Days after an Albemarle County man removed a plaque that marks the spot where enslaved people were bought and sold in Charlottesville, he was arrested Tuesday and charged with two felonies.
According to the Charlottesville Police Department, Richard H. Allan, III, 74, was arrested at his Albemarle County studio at 4 p.m. and has been charged with grand larceny and possession of burglarious tools.
Allan is currently being held at the Albemarle-Charlottesville Regional Jail pending a bail review, according to police.
The site of the marker remains empty, but that’s not for lack of trying.
Allan and another man say they want to better tell the story of enslaved people in Charlottesville, with Allan removing the city-issued marker and the other man replacing it with his own version. But by Tuesday evening, the brick sidewalk bore a hole where the original marker once lay.
On Thursday, the marker built into the sidewalk of what is now Park Street went missing. Allan told Cville Weekly that he pried the marker out of the ground, offended by its proclamation that “On this site slaves were bought and sold.”
A new, black marker — reports differed on whether it was made of wood or stone — that read in white letters, “HUMAN AUCTION SITE: In 1619 the first African kidnap victims arrived in VA. Buying and selling of humans ended in 1865. For 246 years this barbaric trade took place on sites like this,” was placed in the empty space early Tuesday morning.
Richard Parks told CBS19 that he placed his marker in the ground because he wants to “raise awareness, get attention and get things changed.”
But by early Tuesday afternoon, Parks’ marker was removed by the city from the sidewalk, as well as one that was placed on the side of 0 Court Square that read “Site of Slave Block.” City spokesman Brian Wheeler said city staff will continue to remove “any makeshift markers placed at the slave auction block site.”
“As we continue our investigation into the missing marker, the city manager is seeking recommendations from the Historic Resources Committee for a more appropriate permanent marker in line with their ongoing work evaluating the other historic markers in the Court Square area,” Wheeler said. “This is an important site in the city’s history and we can take this opportunity to improve the signage and add more historical context. Our goal remains to tell a more complete story about Charlottesville’s past here and in our downtown parks.”
The city’s Historic Resources Committee has been discussing ways to improve the memorials, and the Court Square markers subcommittee recently discussed a temporary replacement.
In an interview Tuesday afternoon, Allan said that he was first made aware of the plaques when he read a letter to the editor from Eugene Williams in a June 2014 issue of The Daily Progress.
In his letter, Williams questioned the removal of the “Site of Slave Block” slate plaque from the side of 0 Court Square, which he said was replaced by an “unobtrusive marker set into the sidewalk” and a marble plaque on the wall, which is “difficult to see, let alone read.”
Allan claimed that the “insulting sign in the ground” was placed in the wrong location — and that it should be around the corner. He said, “it’s been riling me ever since.”

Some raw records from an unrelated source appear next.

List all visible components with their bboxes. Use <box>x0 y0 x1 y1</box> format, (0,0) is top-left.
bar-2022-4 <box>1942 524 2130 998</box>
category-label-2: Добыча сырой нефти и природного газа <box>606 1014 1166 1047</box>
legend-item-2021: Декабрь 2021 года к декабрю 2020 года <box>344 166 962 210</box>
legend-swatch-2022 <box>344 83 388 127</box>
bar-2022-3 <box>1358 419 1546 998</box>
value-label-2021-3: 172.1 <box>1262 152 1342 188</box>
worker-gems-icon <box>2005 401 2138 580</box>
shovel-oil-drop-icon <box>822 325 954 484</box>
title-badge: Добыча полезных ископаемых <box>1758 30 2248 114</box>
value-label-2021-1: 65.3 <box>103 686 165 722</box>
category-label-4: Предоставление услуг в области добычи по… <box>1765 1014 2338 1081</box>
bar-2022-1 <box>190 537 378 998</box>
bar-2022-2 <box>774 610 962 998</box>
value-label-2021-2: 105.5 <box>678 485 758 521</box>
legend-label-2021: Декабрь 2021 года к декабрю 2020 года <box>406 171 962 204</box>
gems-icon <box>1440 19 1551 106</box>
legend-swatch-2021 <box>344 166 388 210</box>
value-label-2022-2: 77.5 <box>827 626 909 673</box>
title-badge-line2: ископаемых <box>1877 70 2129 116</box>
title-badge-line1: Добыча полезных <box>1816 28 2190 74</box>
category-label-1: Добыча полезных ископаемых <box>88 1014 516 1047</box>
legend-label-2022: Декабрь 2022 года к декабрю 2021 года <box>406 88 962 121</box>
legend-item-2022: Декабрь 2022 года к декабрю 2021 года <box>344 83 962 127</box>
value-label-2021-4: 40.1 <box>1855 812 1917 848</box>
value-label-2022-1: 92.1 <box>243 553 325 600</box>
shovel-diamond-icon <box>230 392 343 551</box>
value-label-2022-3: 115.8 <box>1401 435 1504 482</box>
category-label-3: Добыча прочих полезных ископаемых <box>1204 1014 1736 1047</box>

Allan said he reached out to Williams and then decided to research why the slate plaque was removed, but received “unsatisfactory answers,” and published his findings in a local monthly paper.
He said the lack of response to his concerns from the city and his family’s history of owning slaves led him to pry the marker out of the sidewalk.
“It is my strong personal belief that we are in a time of political and moral paradigm shift,” Allan said. “…I have come to believe that that shift requires me to go deep inside my own self and say what can I do to repair the horrible and brutal history toward Native and African Americans, and it was out of that motive that I acted for reparation, a deed of reparation.”
But before Allan could be asked what he did with the marker, he told The Progress that police officers were at his writing studio and that he had to go, and put the phone down. After about two minutes of muted talking the line went dead.
After contacting the city years ago, Allan also reached out to city council members and local media outlets in November.
In an email, Allan wrote that the “Site of Slave Block” sign should be replaced, and that the city should erect a “25-foot column honoring the enslaved generations who produced the bulk of Albemarle’s entire economy up through 1865,” among other things.
Councilor Heather Hill replied briefly, thanking Allan for his note and saying she would forward it to the Historic Resources Committee.
Allan responded to Hill that he was “concerned that if Council does not fast track and keep this issue on front burner it will fall through cracks again.”
“It will be embarrassing if national media comes in and places a spotlight on this sensitive issue and I don’t wish that to happen,” he said.
On Tuesday, Allan said he recently met Parks and sent him his research, and the two met for coffee.
He said he “never intended to hurt anyone’s feelings.”
“What I intended to do was make a personal act of repair for what I think is a moral indignity and humiliation to people alive today…,” Allan said. “You can’t put this underfoot.”
On Tuesday evening, after Allan’s arrest, Charlottesville Police Chief RaShall Brackney said the original marker allegedly taken by Allan had not yet been recovered.